Philosophy is dialogue of wonder, across the ages, with art and literature, in social debates, on political questions, practiced by all, without specialized training, far beyond the classroom.

This is UNESCO’s message today – we must raise the flag for philosophy as high as possible, to engage every woman and man, and especially every girl and boy. We need to share the wonder of philosophy more widely and differently.

This is the goal of the new UNESCO Chair on Philosophy with Children, at the University of Nantes in France, the result of long-standing cooperation between UNESCO and networks of philosophy teachers.

We are working to make philosophy, the most ancient of disciplines, reach broader audiences thanks to cutting-edge technologies – for instance, through online teaching tools based on the 2015 UNESCO South-South Philosophical Manual.

All activities celebrating this year’s World Philosophy Day will, for the first time, emphasize the use of new communication technologies to engage global audiences.

In September, world leaders agreed on the 2030 Agenda for Sustainable Development. This is a new vision for people, prosperity, peace, and the planet, for the next fifteen years.
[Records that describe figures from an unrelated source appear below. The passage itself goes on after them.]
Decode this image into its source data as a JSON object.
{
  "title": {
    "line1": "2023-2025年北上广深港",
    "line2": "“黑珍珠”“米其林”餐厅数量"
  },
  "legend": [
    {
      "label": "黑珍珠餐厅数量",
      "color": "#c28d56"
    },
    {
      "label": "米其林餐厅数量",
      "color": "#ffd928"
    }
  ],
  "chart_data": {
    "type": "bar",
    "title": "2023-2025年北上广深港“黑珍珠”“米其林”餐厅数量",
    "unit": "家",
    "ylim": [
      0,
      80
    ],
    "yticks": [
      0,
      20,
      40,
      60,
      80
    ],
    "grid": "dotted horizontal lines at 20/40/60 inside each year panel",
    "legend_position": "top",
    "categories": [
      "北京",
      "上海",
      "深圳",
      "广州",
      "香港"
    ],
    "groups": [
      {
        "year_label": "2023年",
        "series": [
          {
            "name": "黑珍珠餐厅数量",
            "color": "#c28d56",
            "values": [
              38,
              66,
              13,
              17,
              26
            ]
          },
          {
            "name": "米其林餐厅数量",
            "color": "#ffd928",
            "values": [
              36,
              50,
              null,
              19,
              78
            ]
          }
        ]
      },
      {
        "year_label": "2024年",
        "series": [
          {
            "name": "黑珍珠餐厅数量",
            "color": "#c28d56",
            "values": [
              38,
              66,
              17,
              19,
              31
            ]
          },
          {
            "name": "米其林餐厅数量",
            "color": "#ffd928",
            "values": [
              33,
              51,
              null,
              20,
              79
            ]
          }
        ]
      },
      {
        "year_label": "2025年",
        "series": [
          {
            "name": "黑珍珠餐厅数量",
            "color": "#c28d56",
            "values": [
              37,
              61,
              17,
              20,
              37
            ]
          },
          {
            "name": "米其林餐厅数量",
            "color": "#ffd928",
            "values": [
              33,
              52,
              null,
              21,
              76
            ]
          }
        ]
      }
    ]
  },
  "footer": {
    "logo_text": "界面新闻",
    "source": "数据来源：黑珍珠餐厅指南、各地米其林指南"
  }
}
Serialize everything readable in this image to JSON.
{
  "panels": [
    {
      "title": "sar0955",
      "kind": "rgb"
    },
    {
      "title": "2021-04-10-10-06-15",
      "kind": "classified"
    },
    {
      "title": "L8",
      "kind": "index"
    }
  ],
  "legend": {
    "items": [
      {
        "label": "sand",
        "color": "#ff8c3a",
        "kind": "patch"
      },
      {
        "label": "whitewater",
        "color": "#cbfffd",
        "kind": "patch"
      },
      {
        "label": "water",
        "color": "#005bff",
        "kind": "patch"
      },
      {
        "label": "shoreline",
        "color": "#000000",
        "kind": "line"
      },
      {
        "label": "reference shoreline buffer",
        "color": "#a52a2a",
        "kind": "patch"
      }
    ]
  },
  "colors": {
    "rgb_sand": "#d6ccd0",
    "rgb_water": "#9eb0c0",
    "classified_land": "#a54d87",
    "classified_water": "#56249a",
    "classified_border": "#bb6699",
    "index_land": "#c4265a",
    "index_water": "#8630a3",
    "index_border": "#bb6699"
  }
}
Taking this to fruition requires all the skills philosophy can hone, including rigour, creativity and critical thinking. Sustainability calls for new ways of thinking about ourselves and the planet. It requires new ways of acting, producing and behaving. Here again, philosophy and all the humanities will be essential.

UNESCO was created seventy years ago in a world rebuilding after a devastating war, inspired by a new vision of peace, drawing on the intellectual and moral solidarity of peoples. Philosophy has always been at the core of this mandate, to provide women and men with openings for self-discovery and the discovery of others, to understand change in order to shape it towards a better future for all.

Mahatma Gandhi once said: “All our philosophy is dry as dust if it is not immediately translated into some act of living service”.

This has always been UNESCO’s message, and it has never been so important.